Тихо. Чуть шевелится лист вековых дубов и буков, и шевелятся по шоссе сквозные золотые тени. Но «Дьявол» не ждет, и горы то раздаются голубым морем до самого края, то сурово сдвинутся узким ущельем, и с одной стороны возносится лесистая стена, с другой — головокружительно обрывается лесистый обрыв, и шоссе тоненько белеет чуть приметным карнизом.

Внизу — бурелом и едва видимая речушка. Но навороченные камни и широкое, теперь сухо белеющее намытой галькой каменное ложе говорят, какая она бешеная, когда хлынут с гор дожди.

Пора и отдохнуть. «Дьявол», обжигая, дышит раскаленными цилиндрами, — не дотронешься.

Приворачиваю к беленькому домику сторожки.

Все то же: измученное бабье вековечное лицо, куча детей, строгое, ставшее лесным, лицо мужика. Тоскуют по «Расее».

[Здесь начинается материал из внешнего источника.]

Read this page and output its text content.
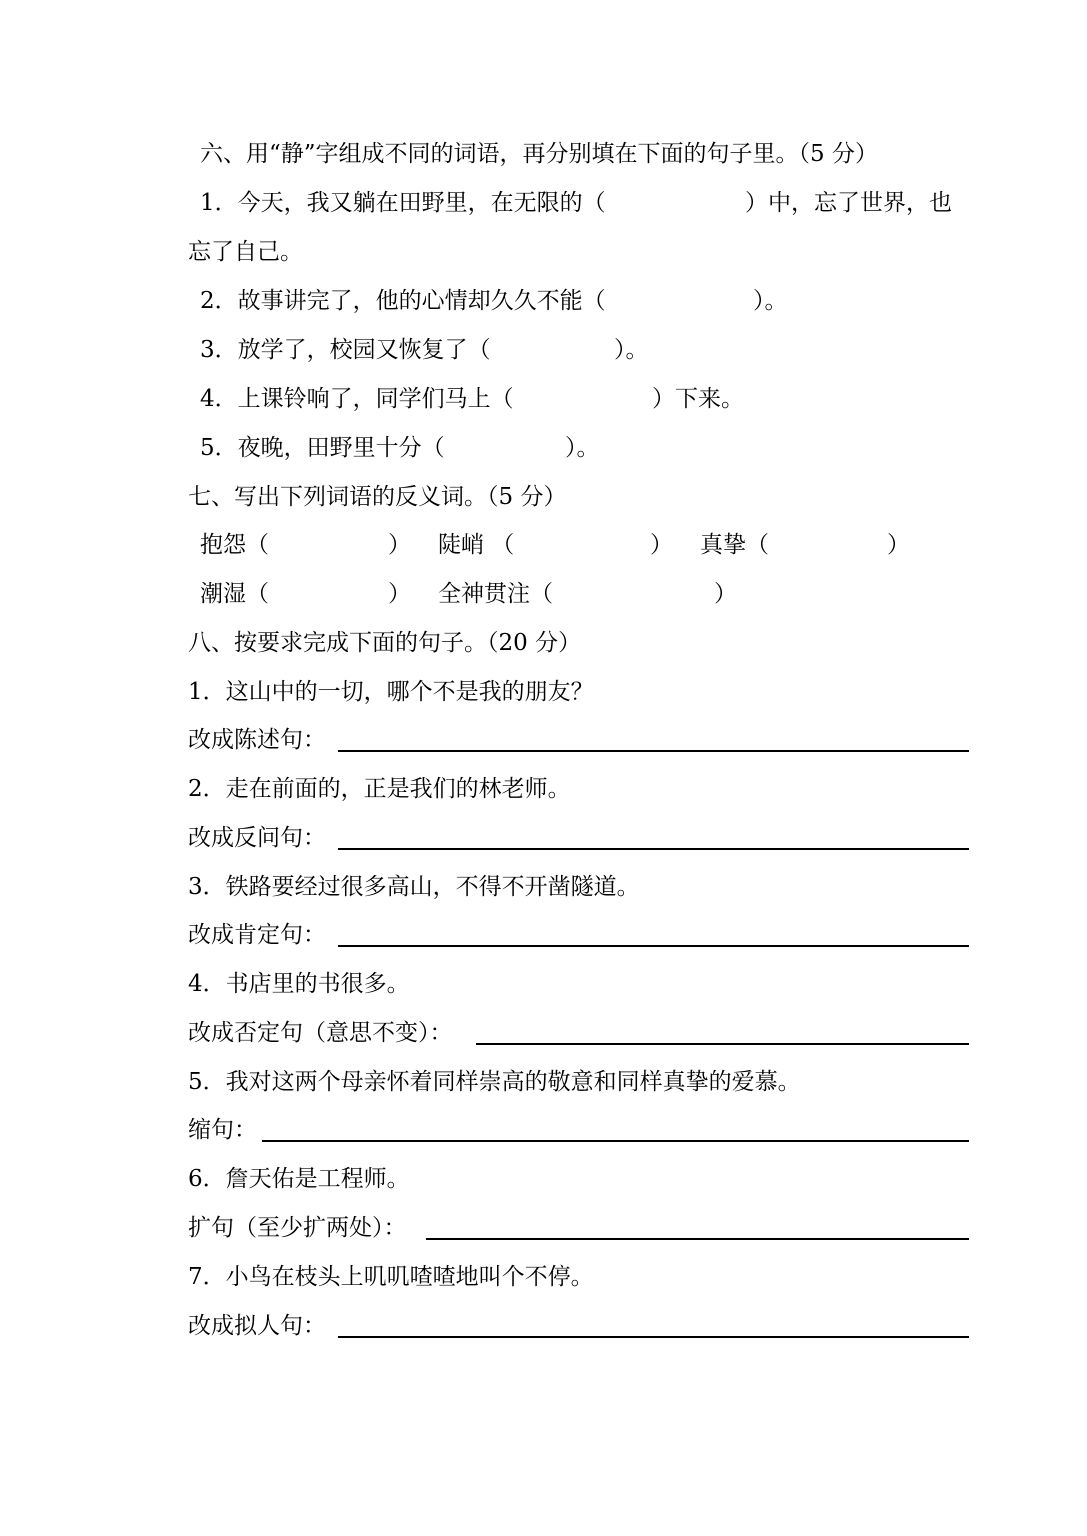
六、用“静”字组成不同的词语，再分别填在下面的句子里。（5 分）
1．今天，我又躺在田野里，在无限的（	）中，忘了世界，也
忘了自己。
2．故事讲完了，他的心情却久久不能（	）。
3．放学了，校园又恢复了（	）。
4．上课铃响了，同学们马上（	）下来。
5．夜晚，田野里十分（	）。
七、写出下列词语的反义词。（5 分）
抱怨（	） 陡峭 （	） 真挚（	）
潮湿（	） 全神贯注（	）
八、按要求完成下面的句子。（20 分）
1．这山中的一切，哪个不是我的朋友？
改成陈述句：
2．走在前面的，正是我们的林老师。
改成反问句：
3．铁路要经过很多高山，不得不开凿隧道。
改成肯定句：
4．书店里的书很多。
改成否定句（意思不变）：
5．我对这两个母亲怀着同样崇高的敬意和同样真挚的爱慕。
缩句：
6．詹天佑是工程师。
扩句（至少扩两处）：
7．小鸟在枝头上叽叽喳喳地叫个不停。
改成拟人句：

— В этой-то благодати да тоскуете?

— Что ж!.. Там выйдешь за околицу, тут и пашенка, березка... — баба утерла углом платка покрасневшие глаза, — а тут зимой человека не увидишь. Надысь с коровой вожусь, а муж кирку набивает, а Нюрка, вот эта самая, за шашой зараз сидит, из цветов венки плетет, глядь, а из лесу медведь — шасть к ней. У меня ноги отнялись, а мужик только глазом делает — не ворочайся! Нюрка белая, как стена, и как держала, так держит цветочек, а медведь ее обнюхал, обнюхал, сел, почесал пузо лапой и ушел в лес.